This committee reported in favor of the five administration candidates. A minority report was at the same time presented, which was ordered to lie on the table.

On the 10th of March, a resolution was introduced by Mr. Petriken, declaring the five persons who had brought no legal certificates, entitled to their seats, and directing the speaker to qualify them.

The previous question being moved by the author of the resolutions, debate was suppressed, and the vote taken, and the resolution adopted by a vote of one hundred and eleven to eighty-one; several whig members refusing to vote.

To a portion of the American people, no act could have appeared morearbitrary and unjust, however right and proper it might have seemed to the party in power; nor could many divest themselves of the impression, that this course was adopted to secure certain objects, which the administration had in view.

The opposition to Mr. Van Buren’s administration, growing out of his views and his course in relation to the currency, and augmented and heightened by the commercial revulsions which the country had experienced, and the pecuniary embarrassments under which it had been laboring for years, was now fast approaching to its crisis. On the 4th of December, 1839, a Whig National Convention, composed of delegates from the different states assembled at Harrisburg, Pennsylvania, for the purpose of nominating candidates for president and vice-president of the United States. The convention remained in session between two and three days, when having selected William Henry Harrison, of Ohio, as candidate for president, and John Tyler, of Virginia, as candidate for vice-president, and with great unanimity of feeling, resolved to support them, it adjourned.

The nomination thus made was unexpected to a considerable portion of the whig party. For a long time, their attention had been turned towards Henry Clay, and an anxious wish prevailed on the part of his special friends, that he should be put in nomination. They confidently expected it. But antecedently to the meeting of the convention, it had been the general, and even the universal opinion, that when that body should assemble and an interchange of views had been made, the man should be selected, who, it was thought, would concentrate the greatest strength against the existing administration. Preferences were, therefore, to be surrendered at the shrine of the country’s good—while, therefore, it was at first with painful emotions that the friends of Mr. Clay yielded, it was done with great unanimity and even cheerfulness, when it was perceived that by the nomination of Gen. Harrison other influences and interests would be secured, which were likely to result in his election.

From this time, General Harrison was distinctly before the people of the United States, as the candidate of the whig party for the presidency. With unexampled unanimity they rallied about him; and from this time the two great parties took the field, and never since the adoption of the constitution, did political enthusiasm rise higher, or were greater efforts made to elect the candidates, which each party proposed. The powers of the press were called into requisition, conventions, mass-meetings, varying from one thousand to twenty-five thousand, were assembled in various sections of the country; clubs were formed—log cabins erected, and the excitement and enthusiasm rolled up and were prolonged by the long and patriotic appeals of many of the first orators and statesmen in the country. The entire country was moved; the common business of men was visibly neglected and forgotten; the one all-absorbing theme was the approaching election and its issue. On that issue thousands were staked, and as men had thousands depending, their efforts were correspondingly vigorous and varied. Happy would the historian feel, if he could in truth exempt either party from the imputation of unfairness in every political transaction connected with the presidential election. Which party was the most censurable, we shall not attempt to decide. Individuals belonging to both were in some transactions sufficiently wrong.

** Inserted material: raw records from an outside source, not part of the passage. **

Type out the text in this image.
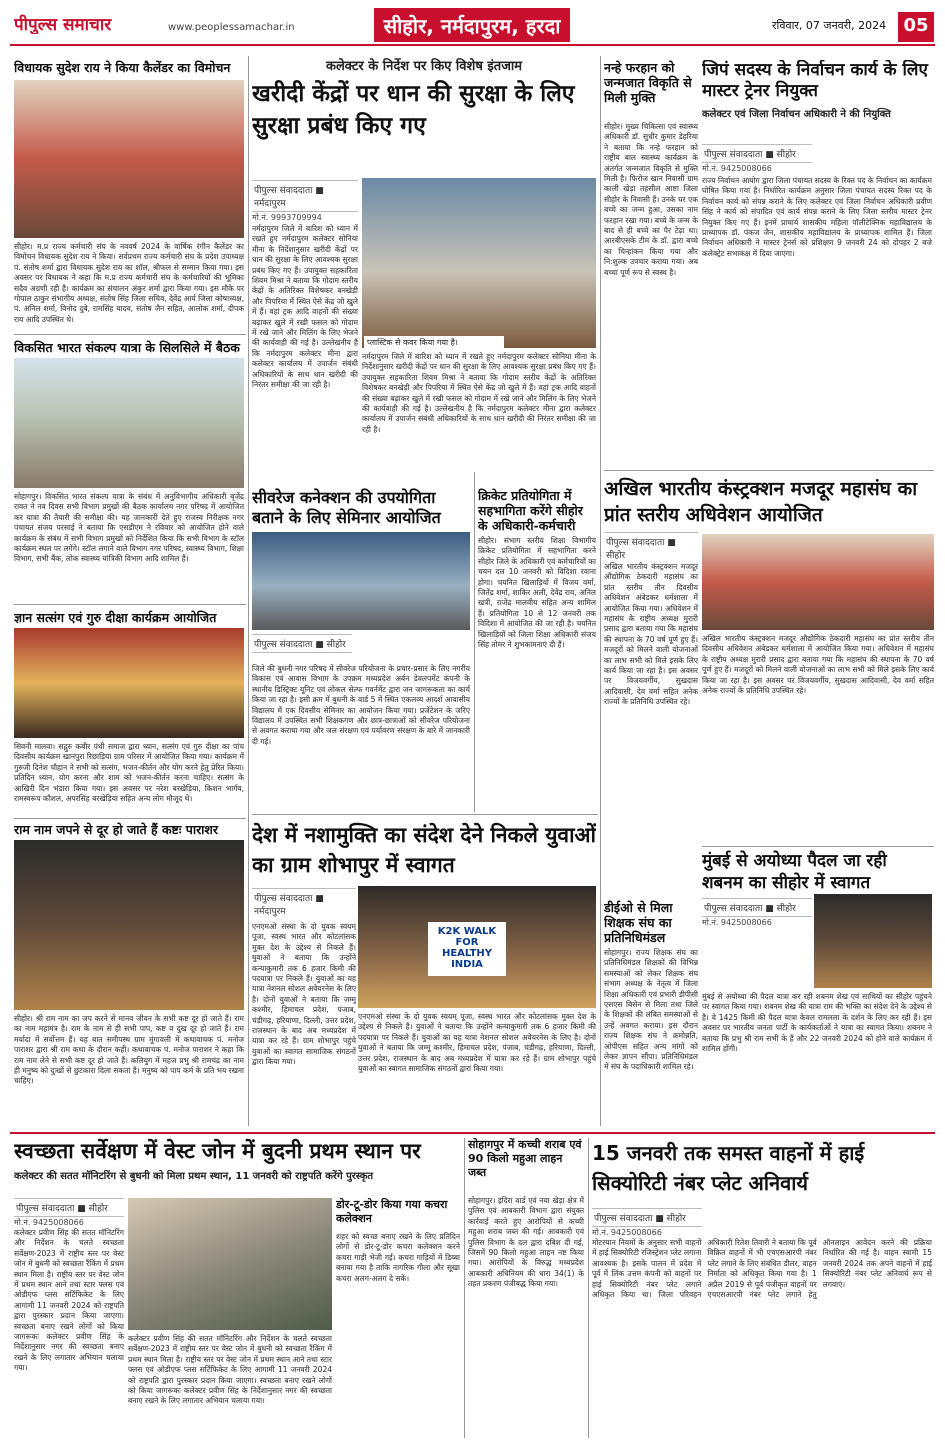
पीपुल्स समाचार	www.peoplessamachar.in	सीहोर, नर्मदापुरम, हरदा	रविवार, 07 जनवरी, 2024 05
विधायक सुदेश राय ने किया कैलेंडर का विमोचन
सीहोर। म.प्र राज्य कर्मचारी संघ के नववर्ष 2024 के वार्षिक रंगीन कैलेंडर का विमोचन विधायक सुदेश राय ने किया। सर्वप्रथम राज्य कर्मचारी संघ के प्रदेश उपाध्यक्ष पं. संतोष शर्मा द्वारा विधायक सुदेश राय का शॉल, श्रीफल से सम्मान किया गया। इस अवसर पर विधायक ने कहा कि म.प्र राज्य कर्मचारी संघ के कर्मचारियों की भूमिका सदैव अग्रणी रही है। कार्यक्रम का संचालन अंकुर शर्मा द्वारा किया गया। इस मौके पर गोपाल ठाकुर संभागीय अध्यक्ष, संतोष सिंह जिला सचिव, देवेंद्र आर्य जिला कोषाध्यक्ष, पं. अनिल शर्मा, विनोद दुबे, रामसिंह यादव, संतोष जैन सहित, आलोक शर्मा, दीपक राय आदि उपस्थित थे।
विकसित भारत संकल्प यात्रा के सिलसिले में बैठक
सोहागपुर। विकसित भारत संकल्प यात्रा के संबंध में अनुविभागीय अधिकारी बृजेंद्र रावत ने नव दिवस सभी विभाग प्रमुखों की बैठक कार्यालय नगर परिषद में आयोजित कर यात्रा की तैयारी की समीक्षा की। यह जानकारी देते हुए राजस्व निरीक्षक नगर पंचायत संजय परसाई ने बताया कि एसडीएम ने रविवार को आयोजित होने वाले कार्यक्रम के संबंध में सभी विभाग प्रमुखों को निर्देशित किया कि सभी विभाग के स्टॉल कार्यक्रम स्थल पर लगेंगे। स्टॉल लगाने वाले विभाग नगर परिषद, स्वास्थ्य विभाग, शिक्षा विभाग, सभी बैंक, लोक स्वास्थ्य यांत्रिकी विभाग आदि शामिल हैं।
ज्ञान सत्संग एवं गुरु दीक्षा कार्यक्रम आयोजित
सिवनी मालवा। सद्गुरु कबीर पंथी समाज द्वारा ध्यान, सत्संग एवं गुरु दीक्षा का पांच दिवसीय कार्यक्रम खानपुरा रिछाड़िया ग्राम परिसर में आयोजित किया गया। कार्यक्रम में गुरुजी दिनेश चौहान ने सभी को सत्संग, भजन-कीर्तन और योग करने हेतु प्रेरित किया। प्रतिदिन ध्यान, योग करना और शाम को भजन-कीर्तन करना चाहिए। सत्संग के आखिरी दिन भंडारा किया गया। इस अवसर पर नरेश बरखेड़िया, किशन भार्गव, रामस्वरूप कौशल, अपरसिंह बरखेड़िया सहित अन्य लोग मौजूद थे।
राम नाम जपने से दूर हो जाते हैं कष्टः पाराशर
सीहोर। श्री राम नाम का जप करने से मानव जीवन के सभी कष्ट दूर हो जाते हैं। राम का नाम महामंत्र है। राम के नाम से ही सभी पाप, कष्ट व दुख दूर हो जाते हैं। राम मर्यादा में सर्वोत्तम हैं। यह बात समीपस्थ ग्राम मुंगावली में कथावाचक पं. मनोज पाराशर द्वारा श्री राम कथा के दौरान कही। कथावाचक पं. मनोज पाराशर ने कहा कि राम नाम लेने से सभी कष्ट दूर हो जाते हैं। कलियुग में महज प्रभु श्री रामचंद्र का नाम ही मनुष्य को दुःखों से छुटकारा दिला सकता है। मनुष्य को पाप कर्म के प्रति भय रखना चाहिए।
कलेक्टर के निर्देश पर किए विशेष इंतजाम
खरीदी केंद्रों पर धान की सुरक्षा के लिए सुरक्षा प्रबंध किए गए
पीपुल्स संवाददाता ■ नर्मदापुरम
मो.नं. 9993709994
प्लास्टिक से कवर किया गया है।
नर्मदापुरम जिले में बारिश को ध्यान में रखते हुए नर्मदापुरम कलेक्टर सोनिया मीना के निर्देशानुसार खरीदी केंद्रों पर धान की सुरक्षा के लिए आवश्यक सुरक्षा प्रबंध किए गए हैं। उपायुक्त सहकारिता शिवम मिश्रा ने बताया कि गोदाम स्तरीय केंद्रों के अतिरिक्त विशेषकर बनखेड़ी और पिपरिया में स्थित ऐसे केंद्र जो खुले में हैं। वहां ट्रक आदि वाहनों की संख्या बढ़ाकर खुले में रखी फसल को गोदाम में रखे जाने और मिलिंग के लिए भेजने की कार्यवाही की गई है। उल्लेखनीय है कि नर्मदापुरम कलेक्टर मीना द्वारा कलेक्टर कार्यालय में उपार्जन संबंधी अधिकारियों के साथ धान खरीदी की निरंतर समीक्षा की जा रही है।
नर्मदापुरम जिले में बारिश को ध्यान में रखते हुए नर्मदापुरम कलेक्टर सोनिया मीना के निर्देशानुसार खरीदी केंद्रों पर धान की सुरक्षा के लिए आवश्यक सुरक्षा प्रबंध किए गए हैं। उपायुक्त सहकारिता शिवम मिश्रा ने बताया कि गोदाम स्तरीय केंद्रों के अतिरिक्त विशेषकर बनखेड़ी और पिपरिया में स्थित ऐसे केंद्र जो खुले में हैं। वहां ट्रक आदि वाहनों की संख्या बढ़ाकर खुले में रखी फसल को गोदाम में रखे जाने और मिलिंग के लिए भेजने की कार्यवाही की गई है। उल्लेखनीय है कि नर्मदापुरम कलेक्टर मीना द्वारा कलेक्टर कार्यालय में उपार्जन संबंधी अधिकारियों के साथ धान खरीदी की निरंतर समीक्षा की जा रही है।
सीवरेज कनेक्शन की उपयोगिता बताने के लिए सेमिनार आयोजित
पीपुल्स संवाददाता ■ सीहोर
जिले की बुधनी नगर परिषद में सीवरेज परियोजना के प्रचार-प्रसार के लिए नगरीय विकास एवं आवास विभाग के उपक्रम मध्यप्रदेश अर्बन डेवलपमेंट कंपनी के स्थानीय डिस्ट्रिक्ट यूनिट एवं लोकल सेल्फ गवर्नमेंट द्वारा जन जागरूकता का कार्य किया जा रहा है। इसी क्रम में बुधनी के वार्ड 5 में स्थित एकलव्य आदर्श आवासीय विद्यालय में एक दिवसीय सेमिनार का आयोजन किया गया। प्रजेंटेशन के जरिए विद्यालय में उपस्थित सभी शिक्षकगण और छात्र-छात्राओं को सीवरेज परियोजना से अवगत कराया गया और जल संरक्षण एवं पर्यावरण संरक्षण के बारे में जानकारी दी गई।
क्रिकेट प्रतियोगिता में सहभागिता करेंगे सीहोर के अधिकारी-कर्मचारी
सीहोर। संभाग स्तरीय शिक्षा विभागीय क्रिकेट प्रतियोगिता में सहभागिता करने सीहोर जिले के अधिकारी एवं कर्मचारियों का चयन दल 10 जनवरी को विदिशा रवाना होगा। चयनित खिलाड़ियों में विजय वर्मा, जितेंद्र शर्मा, शाकिर अली, देवेंद्र राय, अनिल खत्री, राजेंद्र मालवीय सहित अन्य शामिल हैं। प्रतियोगिता 10 से 12 जनवरी तक विदिशा में आयोजित की जा रही है। चयनित खिलाड़ियों को जिला शिक्षा अधिकारी संजय सिंह तोमर ने शुभकामनाएं दी हैं।
देश में नशामुक्ति का संदेश देने निकले युवाओं का ग्राम शोभापुर में स्वागत
पीपुल्स संवाददाता ■ नर्मदापुरम
K2K WALK FOR HEALTHY INDIA
एनएमओ संस्था के दो युवक स्वयम् पूजा, स्वस्थ भारत और कोटलांसक मुक्त देश के उद्देश्य से निकले हैं। युवाओं ने बताया कि उन्होंने कन्याकुमारी तक 6 हजार किमी की पदयात्रा पर निकले हैं। युवाओं का यह यात्रा नेशनल सोशल अवेयरनेस के लिए है। दोनों युवाओं ने बताया कि जम्मू कश्मीर, हिमाचल प्रदेश, पंजाब, चंडीगढ़, हरियाणा, दिल्ली, उत्तर प्रदेश, राजस्थान के बाद अब मध्यप्रदेश में यात्रा कर रहे हैं। ग्राम शोभापुर पहुंचे युवाओं का स्वागत सामाजिक संगठनों द्वारा किया गया।
एनएमओ संस्था के दो युवक स्वयम् पूजा, स्वस्थ भारत और कोटलांसक मुक्त देश के उद्देश्य से निकले हैं। युवाओं ने बताया कि उन्होंने कन्याकुमारी तक 6 हजार किमी की पदयात्रा पर निकले हैं। युवाओं का यह यात्रा नेशनल सोशल अवेयरनेस के लिए है। दोनों युवाओं ने बताया कि जम्मू कश्मीर, हिमाचल प्रदेश, पंजाब, चंडीगढ़, हरियाणा, दिल्ली, उत्तर प्रदेश, राजस्थान के बाद अब मध्यप्रदेश में यात्रा कर रहे हैं। ग्राम शोभापुर पहुंचे युवाओं का स्वागत सामाजिक संगठनों द्वारा किया गया।
नन्हे फरहान को जन्मजात विकृति से मिली मुक्ति
सीहोर। मुख्य चिकित्सा एवं स्वास्थ्य अधिकारी डॉ. सुधीर कुमार डेहरिया ने बताया कि नन्हे फरहान को राष्ट्रीय बाल स्वास्थ्य कार्यक्रम के अंतर्गत जन्मजात विकृति से मुक्ति मिली है। फिरोज खान निवासी ग्राम काली खेड़ा तहसील आष्टा जिला सीहोर के निवासी हैं। उनके घर एक बच्चे का जन्म हुआ, उसका नाम फरहान रखा गया। बच्चे के जन्म के बाद से ही बच्चे का पैर टेढ़ा था। आरबीएसके टीम के डॉ. द्वारा बच्चे का चिन्हांकन किया गया और नि:शुल्क उपचार कराया गया। अब बच्चा पूर्ण रूप से स्वस्थ है।
डीईओ से मिला शिक्षक संघ का प्रतिनिधिमंडल
सोहागपुर। राज्य शिक्षक संघ का प्रतिनिधिमंडल शिक्षकों की विभिन्न समस्याओं को लेकर शिक्षक संघ संभाग अध्यक्ष के नेतृत्व में जिला शिक्षा अधिकारी एवं प्रभारी डीपीसी एसएस बिसेन से मिला तथा जिले के शिक्षकों की लंबित समस्याओं से उन्हें अवगत कराया। इस दौरान राज्य शिक्षक संघ ने क्रमोन्नति, ओपीएस सहित अन्य मांगों को लेकर ज्ञापन सौंपा। प्रतिनिधिमंडल में संघ के पदाधिकारी शामिल रहे।
जिपं सदस्य के निर्वाचन कार्य के लिए मास्टर ट्रेनर नियुक्त
कलेक्टर एवं जिला निर्वाचन अधिकारी ने की नियुक्ति
पीपुल्स संवाददाता ■ सीहोर
मो.नं. 9425008066
राज्य निर्वाचन आयोग द्वारा जिला पंचायत सदस्य के रिक्त पद के निर्वाचन का कार्यक्रम घोषित किया गया है। निर्धारित कार्यक्रम अनुसार जिला पंचायत सदस्य रिक्त पद के निर्वाचन कार्य को संपन्न कराने के लिए कलेक्टर एवं जिला निर्वाचन अधिकारी प्रवीण सिंह ने कार्य को संपादित एवं कार्य संपन्न कराने के लिए जिला स्तरीय मास्टर ट्रेनर नियुक्त किए गए हैं। इनमें प्राचार्य शासकीय महिला पॉलीटेक्निक महाविद्यालय के प्राध्यापक डॉ. पंकज जैन, शासकीय महाविद्यालय के प्राध्यापक शामिल हैं। जिला निर्वाचन अधिकारी ने मास्टर ट्रेनर्स को प्रशिक्षण 9 जनवरी 24 को दोपहर 2 बजे कलेक्ट्रेट सभाकक्ष में दिया जाएगा।
अखिल भारतीय कंस्ट्रक्शन मजदूर महासंघ का प्रांत स्तरीय अधिवेशन आयोजित
पीपुल्स संवाददाता ■ सीहोर
अखिल भारतीय कंस्ट्रक्शन मजदूर औद्योगिक ठेकदारी महासंघ का प्रांत स्तरीय तीन दिवसीय अधिवेशन अंबेडकर धर्मशाला में आयोजित किया गया। अधिवेशन में महासंघ के राष्ट्रीय अध्यक्ष मुरारी प्रसाद द्वारा बताया गया कि महासंघ की स्थापना के 70 वर्ष पूर्ण हुए हैं। मजदूरों को मिलने वाली योजनाओं का लाभ सभी को मिले इसके लिए कार्य किया जा रहा है। इस अवसर पर विजयवर्गीय, सुखदास आदिवासी, देव वर्मा सहित अनेक राज्यों के प्रतिनिधि उपस्थित रहे।
अखिल भारतीय कंस्ट्रक्शन मजदूर औद्योगिक ठेकदारी महासंघ का प्रांत स्तरीय तीन दिवसीय अधिवेशन अंबेडकर धर्मशाला में आयोजित किया गया। अधिवेशन में महासंघ के राष्ट्रीय अध्यक्ष मुरारी प्रसाद द्वारा बताया गया कि महासंघ की स्थापना के 70 वर्ष पूर्ण हुए हैं। मजदूरों को मिलने वाली योजनाओं का लाभ सभी को मिले इसके लिए कार्य किया जा रहा है। इस अवसर पर विजयवर्गीय, सुखदास आदिवासी, देव वर्मा सहित अनेक राज्यों के प्रतिनिधि उपस्थित रहे।
मुंबई से अयोध्या पैदल जा रही शबनम का सीहोर में स्वागत
पीपुल्स संवाददाता ■ सीहोर
मो.नं. 9425008066
मुंबई से अयोध्या की पैदल यात्रा कर रही शबनम शेख एवं साथियों का सीहोर पहुंचने पर स्वागत किया गया। शबनम शेख की यात्रा राम की भक्ति का संदेश देने के उद्देश्य से है। वे 1425 किमी की पैदल यात्रा केवल रामलला के दर्शन के लिए कर रही हैं। इस अवसर पर भारतीय जनता पार्टी के कार्यकर्ताओं ने यात्रा का स्वागत किया। शबनम ने बताया कि प्रभु श्री राम सभी के हैं और 22 जनवरी 2024 को होने वाले कार्यक्रम में शामिल होंगी।
स्वच्छता सर्वेक्षण में वेस्ट जोन में बुदनी प्रथम स्थान पर
कलेक्टर की सतत मॉनिटरिंग से बुधनी को मिला प्रथम स्थान, 11 जनवरी को राष्ट्रपति करेंगे पुरस्कृत
पीपुल्स संवाददाता ■ सीहोर
मो.नं. 9425008066
कलेक्टर प्रवीण सिंह की सतत मॉनिटरिंग और निर्देशन के चलते स्वच्छता सर्वेक्षण-2023 में राष्ट्रीय स्तर पर वेस्ट जोन में बुधनी को स्वच्छता रैंकिंग में प्रथम स्थान मिला है। राष्ट्रीय स्तर पर वेस्ट जोन में प्रथम स्थान आने तथा स्टार फ्लस एवं ओडीएफ प्लस सर्टिफिकेट के लिए आगामी 11 जनवरी 2024 को राष्ट्रपति द्वारा पुरस्कार प्रदान किया जाएगा। स्वच्छता बनाए रखने लोगों को किया जागरूकः कलेक्टर प्रवीण सिंह के निर्देशानुसार नगर की स्वच्छता बनाए रखने के लिए लगातार अभियान चलाया गया।
कलेक्टर प्रवीण सिंह की सतत मॉनिटरिंग और निर्देशन के चलते स्वच्छता सर्वेक्षण-2023 में राष्ट्रीय स्तर पर वेस्ट जोन में बुधनी को स्वच्छता रैंकिंग में प्रथम स्थान मिला है। राष्ट्रीय स्तर पर वेस्ट जोन में प्रथम स्थान आने तथा स्टार फ्लस एवं ओडीएफ प्लस सर्टिफिकेट के लिए आगामी 11 जनवरी 2024 को राष्ट्रपति द्वारा पुरस्कार प्रदान किया जाएगा। स्वच्छता बनाए रखने लोगों को किया जागरूकः कलेक्टर प्रवीण सिंह के निर्देशानुसार नगर की स्वच्छता बनाए रखने के लिए लगातार अभियान चलाया गया।
डोर-टू-डोर किया गया कचरा कलेक्शन
शहर को स्वच्छ बनाए रखने के लिए प्रतिदिन लोगों से डोर-टू-डोर कचरा कलेक्शन करने कचरा गाड़ी भेजी गई। कचरा गाड़ियों में डिब्बा बनाया गया है ताकि नागरिक गीला और सूखा कचरा अलग-अलग दे सकें।
सोहागपुर में कच्ची शराब एवं 90 किलो महुआ लाहन जब्त
सोहागपुर। इंदिरा वार्ड एवं नया खेड़ा क्षेत्र में पुलिस एवं आबकारी विभाग द्वारा संयुक्त कार्रवाई करते हुए आरोपियों से कच्ची महुआ शराब जब्त की गई। आबकारी एवं पुलिस विभाग के दल द्वारा दबिश दी गई, जिसमें 90 किलो महुआ लाहन नष्ट किया गया। आरोपियों के विरुद्ध मध्यप्रदेश आबकारी अधिनियम की धारा 34(1) के तहत प्रकरण पंजीबद्ध किया गया।
15 जनवरी तक समस्त वाहनों में हाई सिक्योरिटी नंबर प्लेट अनिवार्य
पीपुल्स संवाददाता ■ सीहोर
मो.नं. 9425008066
मोटरयान नियमों के अनुसार सभी वाहनों में हाई सिक्योरिटी रजिस्ट्रेशन प्लेट लगाना आवश्यक है। इसके पालन में प्रदेश में पूर्व में लिंक उत्तम कंपनी को वाहनों पर हाई सिक्योरिटी नंबर प्लेट लगाने अधिकृत किया था। जिला परिवहन अधिकारी रितेश तिवारी ने बताया कि पूर्व विक्रित वाहनों में भी एचएसआरपी नंबर प्लेट लगाने के लिए संबंधित डीलर, वाहन निर्माता को अधिकृत किया गया है। 1 अप्रैल 2019 से पूर्व पंजीकृत वाहनों पर एचएसआरपी नंबर प्लेट लगाने हेतु ऑनलाइन आवेदन करने की प्रक्रिया निर्धारित की गई है। वाहन स्वामी 15 जनवरी 2024 तक अपने वाहनों में हाई सिक्योरिटी नंबर प्लेट अनिवार्य रूप से लगवाएं।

On the 21st of July, 1840, the twenty-sixth congress adjourned. Twoacts only of a public character are worthy of notice. The one providing “for taking the sixth census of the United States,” and the other “for the collection, safe-keeping, transfer, and disbursement of the public revenues.”

The act, viz., that for the collection, &c., of the public revenue, usually denominated the sub-treasury system, may be regarded as the great financial measure of Mr. Van Buren’s administration. It was early proposed by him, and in every subsequent message was urged upon the consideration of congress, as the best scheme which could be devised, by which the public revenue could be collected, safely kept, transferred, and disbursed. The debates on this system, by the supporters and opposers of the administration during the several sessions in which it was agitated, would fill volumes. By the President and his friends, it was eulogized and warmly recommended; by the opposition party, it was pointedly resisted and condemned. On this measure, and others, of a financial character connected with it, perhaps more than any other Mr. Van Buren staked his political fortune. With this, he entered into the election as a candidate for the presidency a second term.

On the 7th of December, 1840, the second session of the twenty-sixth congress commenced. Mr. Van Buren presented his last annual message; in which, after representing the foreign relations of the country as amicable, he proceeded to express his pleasure, that notwithstanding the various embarrassments which the government had to encounter; the great increase of public expenditure by reason of the Florida war; the difficulty of collecting moneys still due from certain banks, and the diminution of the revenue, &c., the business of the government had been carried on without the creation of a national debt.